When he moved to Arizona, as he packed up his car and trailer, he had to decide what he could and couldn't take with him. The trip to Arizona was for my step-mother, who had asthma and couldn't breathe the pollen laden Michigan air any more. We all sat around watching him get stressed as his wife was in the hospital and he tried to get his meager posessions in the Mazda he had at the time. He brought this painting out and thrust in my hands saying, "Here, take this, I don't have room for it, and anyway, you made my teeth too black." So I put it my car and watched my dad for what would be the last time I saw him. The following year, he had a stroke and was in the hospital. While on the operating table to have a pacemaker put in, he had a coronary and died. At least I have this painting. You can see, my dad and I were very close, and I miss him sometimes, especially after my children were born. However, if he had never passed away, I would have never had the urge to start my own family, and would never had talked my wife into having Wilbur, my first born son.

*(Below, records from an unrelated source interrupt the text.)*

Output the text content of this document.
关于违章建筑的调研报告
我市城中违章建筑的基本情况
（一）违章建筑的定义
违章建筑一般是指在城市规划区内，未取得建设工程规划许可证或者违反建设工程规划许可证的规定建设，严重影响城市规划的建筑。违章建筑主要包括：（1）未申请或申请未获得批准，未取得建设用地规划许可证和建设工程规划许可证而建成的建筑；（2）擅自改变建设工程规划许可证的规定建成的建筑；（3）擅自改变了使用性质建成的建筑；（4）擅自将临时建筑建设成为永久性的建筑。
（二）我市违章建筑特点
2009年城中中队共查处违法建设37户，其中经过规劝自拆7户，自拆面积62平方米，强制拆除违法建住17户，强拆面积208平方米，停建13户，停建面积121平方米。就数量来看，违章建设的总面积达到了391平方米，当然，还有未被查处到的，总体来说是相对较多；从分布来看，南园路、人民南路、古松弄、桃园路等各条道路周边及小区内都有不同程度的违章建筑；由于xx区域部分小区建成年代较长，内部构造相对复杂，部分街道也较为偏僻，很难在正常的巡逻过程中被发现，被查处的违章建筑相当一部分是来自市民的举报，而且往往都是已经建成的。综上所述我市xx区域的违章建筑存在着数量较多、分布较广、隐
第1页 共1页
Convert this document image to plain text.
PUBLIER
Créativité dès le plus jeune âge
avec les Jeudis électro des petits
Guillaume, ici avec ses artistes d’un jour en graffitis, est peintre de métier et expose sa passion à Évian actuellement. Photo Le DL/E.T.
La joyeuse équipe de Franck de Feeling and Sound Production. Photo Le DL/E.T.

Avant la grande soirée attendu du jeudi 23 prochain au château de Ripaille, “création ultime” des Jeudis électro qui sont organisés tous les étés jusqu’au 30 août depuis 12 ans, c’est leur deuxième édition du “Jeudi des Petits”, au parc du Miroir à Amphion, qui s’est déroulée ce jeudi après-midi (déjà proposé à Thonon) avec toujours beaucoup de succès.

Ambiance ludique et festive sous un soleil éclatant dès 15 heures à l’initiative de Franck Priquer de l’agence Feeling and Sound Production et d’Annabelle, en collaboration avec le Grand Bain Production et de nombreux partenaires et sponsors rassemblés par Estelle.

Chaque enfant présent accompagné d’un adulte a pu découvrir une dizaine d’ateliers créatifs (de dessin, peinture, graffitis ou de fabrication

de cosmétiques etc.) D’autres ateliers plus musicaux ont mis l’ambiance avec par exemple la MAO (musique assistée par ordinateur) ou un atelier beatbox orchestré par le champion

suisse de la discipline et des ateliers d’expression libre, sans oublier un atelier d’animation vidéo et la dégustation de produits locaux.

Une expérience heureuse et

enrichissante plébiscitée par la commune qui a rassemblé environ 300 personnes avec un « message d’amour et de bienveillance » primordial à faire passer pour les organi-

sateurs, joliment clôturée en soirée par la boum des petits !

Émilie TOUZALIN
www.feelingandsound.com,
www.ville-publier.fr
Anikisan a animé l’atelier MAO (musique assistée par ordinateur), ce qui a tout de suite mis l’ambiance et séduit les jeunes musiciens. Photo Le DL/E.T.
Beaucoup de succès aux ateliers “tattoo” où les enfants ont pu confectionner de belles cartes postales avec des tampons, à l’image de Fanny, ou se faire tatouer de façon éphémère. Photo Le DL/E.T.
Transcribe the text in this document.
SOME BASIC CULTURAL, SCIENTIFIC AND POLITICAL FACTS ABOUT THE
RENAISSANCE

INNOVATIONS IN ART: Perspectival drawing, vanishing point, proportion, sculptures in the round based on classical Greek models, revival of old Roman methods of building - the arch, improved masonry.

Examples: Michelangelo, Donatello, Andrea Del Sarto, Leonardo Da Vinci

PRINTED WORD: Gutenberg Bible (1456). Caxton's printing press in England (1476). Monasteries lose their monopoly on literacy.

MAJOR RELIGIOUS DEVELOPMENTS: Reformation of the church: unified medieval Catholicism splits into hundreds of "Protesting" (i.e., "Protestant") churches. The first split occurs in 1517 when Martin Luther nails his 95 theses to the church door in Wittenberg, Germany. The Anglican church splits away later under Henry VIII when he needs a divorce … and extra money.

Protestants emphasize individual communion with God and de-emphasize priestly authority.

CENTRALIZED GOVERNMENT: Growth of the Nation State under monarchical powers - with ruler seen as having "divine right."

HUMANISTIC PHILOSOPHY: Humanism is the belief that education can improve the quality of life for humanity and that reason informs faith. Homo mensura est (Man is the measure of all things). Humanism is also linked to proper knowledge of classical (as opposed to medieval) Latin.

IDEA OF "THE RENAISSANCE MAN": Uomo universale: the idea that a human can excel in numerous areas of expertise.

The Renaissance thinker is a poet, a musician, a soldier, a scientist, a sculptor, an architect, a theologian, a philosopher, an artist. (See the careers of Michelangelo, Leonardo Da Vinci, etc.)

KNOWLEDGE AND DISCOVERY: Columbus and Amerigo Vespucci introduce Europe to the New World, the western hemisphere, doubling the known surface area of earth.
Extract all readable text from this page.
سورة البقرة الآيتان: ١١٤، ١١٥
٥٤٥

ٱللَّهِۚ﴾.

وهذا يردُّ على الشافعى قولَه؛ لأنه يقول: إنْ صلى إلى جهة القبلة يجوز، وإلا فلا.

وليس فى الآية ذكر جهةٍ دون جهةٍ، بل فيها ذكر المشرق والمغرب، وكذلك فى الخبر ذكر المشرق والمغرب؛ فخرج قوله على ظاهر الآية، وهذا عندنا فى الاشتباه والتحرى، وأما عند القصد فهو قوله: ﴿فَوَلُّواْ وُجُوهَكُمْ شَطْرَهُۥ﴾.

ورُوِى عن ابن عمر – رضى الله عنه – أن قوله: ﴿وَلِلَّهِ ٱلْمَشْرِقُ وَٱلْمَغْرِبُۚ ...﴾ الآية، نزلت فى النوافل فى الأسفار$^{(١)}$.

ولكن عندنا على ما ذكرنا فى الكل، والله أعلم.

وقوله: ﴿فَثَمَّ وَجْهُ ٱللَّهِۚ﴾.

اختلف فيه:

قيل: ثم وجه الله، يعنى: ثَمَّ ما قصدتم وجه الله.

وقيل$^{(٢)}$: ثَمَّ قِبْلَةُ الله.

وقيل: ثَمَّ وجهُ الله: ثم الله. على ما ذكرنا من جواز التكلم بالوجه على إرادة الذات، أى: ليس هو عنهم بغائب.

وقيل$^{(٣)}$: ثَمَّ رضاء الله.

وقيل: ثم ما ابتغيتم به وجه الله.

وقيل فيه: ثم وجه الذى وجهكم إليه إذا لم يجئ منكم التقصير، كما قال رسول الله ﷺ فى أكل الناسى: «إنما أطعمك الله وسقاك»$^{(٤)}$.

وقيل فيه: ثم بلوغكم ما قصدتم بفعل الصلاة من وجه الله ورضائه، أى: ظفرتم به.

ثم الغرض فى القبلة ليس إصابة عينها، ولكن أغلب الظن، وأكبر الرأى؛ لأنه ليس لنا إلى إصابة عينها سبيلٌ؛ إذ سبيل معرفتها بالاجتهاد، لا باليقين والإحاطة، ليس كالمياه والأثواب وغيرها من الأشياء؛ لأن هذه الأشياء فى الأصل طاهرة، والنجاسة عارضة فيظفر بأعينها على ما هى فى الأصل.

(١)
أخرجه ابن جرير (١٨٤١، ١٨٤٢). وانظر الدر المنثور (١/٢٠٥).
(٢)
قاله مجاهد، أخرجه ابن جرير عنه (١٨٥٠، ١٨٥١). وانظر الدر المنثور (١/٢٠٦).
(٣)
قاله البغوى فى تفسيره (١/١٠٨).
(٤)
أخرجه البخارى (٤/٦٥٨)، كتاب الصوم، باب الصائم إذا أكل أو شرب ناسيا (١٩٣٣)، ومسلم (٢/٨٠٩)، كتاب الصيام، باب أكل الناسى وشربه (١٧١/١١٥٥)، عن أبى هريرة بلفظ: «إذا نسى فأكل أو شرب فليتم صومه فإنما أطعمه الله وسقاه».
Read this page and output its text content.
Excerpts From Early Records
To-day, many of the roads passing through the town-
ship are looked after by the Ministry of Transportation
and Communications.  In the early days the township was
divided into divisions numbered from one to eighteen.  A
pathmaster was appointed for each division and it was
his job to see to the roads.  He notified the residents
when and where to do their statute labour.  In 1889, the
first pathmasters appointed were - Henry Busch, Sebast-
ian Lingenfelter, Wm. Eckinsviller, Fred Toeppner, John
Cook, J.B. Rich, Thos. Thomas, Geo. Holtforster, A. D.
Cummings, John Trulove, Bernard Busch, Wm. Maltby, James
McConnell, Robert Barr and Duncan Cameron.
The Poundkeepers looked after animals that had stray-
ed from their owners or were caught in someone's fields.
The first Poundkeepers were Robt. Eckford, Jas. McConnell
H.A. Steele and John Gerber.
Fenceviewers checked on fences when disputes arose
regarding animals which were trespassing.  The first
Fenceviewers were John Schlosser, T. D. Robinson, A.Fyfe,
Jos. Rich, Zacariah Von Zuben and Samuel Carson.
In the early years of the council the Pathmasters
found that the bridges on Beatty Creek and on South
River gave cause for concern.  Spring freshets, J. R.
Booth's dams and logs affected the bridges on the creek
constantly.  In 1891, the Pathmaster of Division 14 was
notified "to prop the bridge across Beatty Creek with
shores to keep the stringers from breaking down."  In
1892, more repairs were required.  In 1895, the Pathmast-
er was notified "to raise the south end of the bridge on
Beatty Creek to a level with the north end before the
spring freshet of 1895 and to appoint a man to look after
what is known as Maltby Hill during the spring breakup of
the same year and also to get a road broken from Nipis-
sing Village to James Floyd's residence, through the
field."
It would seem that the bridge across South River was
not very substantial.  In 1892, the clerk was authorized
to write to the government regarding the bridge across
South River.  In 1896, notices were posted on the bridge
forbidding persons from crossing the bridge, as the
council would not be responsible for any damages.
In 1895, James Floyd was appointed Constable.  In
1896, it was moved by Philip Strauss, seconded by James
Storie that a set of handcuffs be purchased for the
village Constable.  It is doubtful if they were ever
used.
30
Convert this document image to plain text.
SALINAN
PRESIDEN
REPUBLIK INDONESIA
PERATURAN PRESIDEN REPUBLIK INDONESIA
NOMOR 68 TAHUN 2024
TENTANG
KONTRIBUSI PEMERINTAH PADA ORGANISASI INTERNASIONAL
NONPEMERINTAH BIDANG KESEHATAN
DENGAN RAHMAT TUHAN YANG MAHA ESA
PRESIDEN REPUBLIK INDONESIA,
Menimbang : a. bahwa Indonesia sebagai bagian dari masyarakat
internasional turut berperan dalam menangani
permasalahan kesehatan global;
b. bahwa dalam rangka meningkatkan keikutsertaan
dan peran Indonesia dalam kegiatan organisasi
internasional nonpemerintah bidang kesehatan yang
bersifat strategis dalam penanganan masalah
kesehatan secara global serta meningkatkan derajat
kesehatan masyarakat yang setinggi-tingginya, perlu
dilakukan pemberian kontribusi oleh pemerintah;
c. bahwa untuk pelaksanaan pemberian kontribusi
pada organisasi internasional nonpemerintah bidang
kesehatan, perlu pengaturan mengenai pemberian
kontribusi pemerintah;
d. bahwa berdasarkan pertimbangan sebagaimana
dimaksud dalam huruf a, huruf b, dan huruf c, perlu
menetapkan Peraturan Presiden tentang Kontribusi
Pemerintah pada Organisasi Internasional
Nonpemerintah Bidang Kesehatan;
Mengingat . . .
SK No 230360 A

These are two digital images I created from a single photograph taken by my son with my digital camera. I then ran the image through my Print Master 16 repeatedly distorting the image incremently. When I put them in my Windows Moviemaker and run them, they appear to pulse disturbingly. I have a lot of fun with my PrintMaster16 and have created many similar images that look nothing like the origianl image.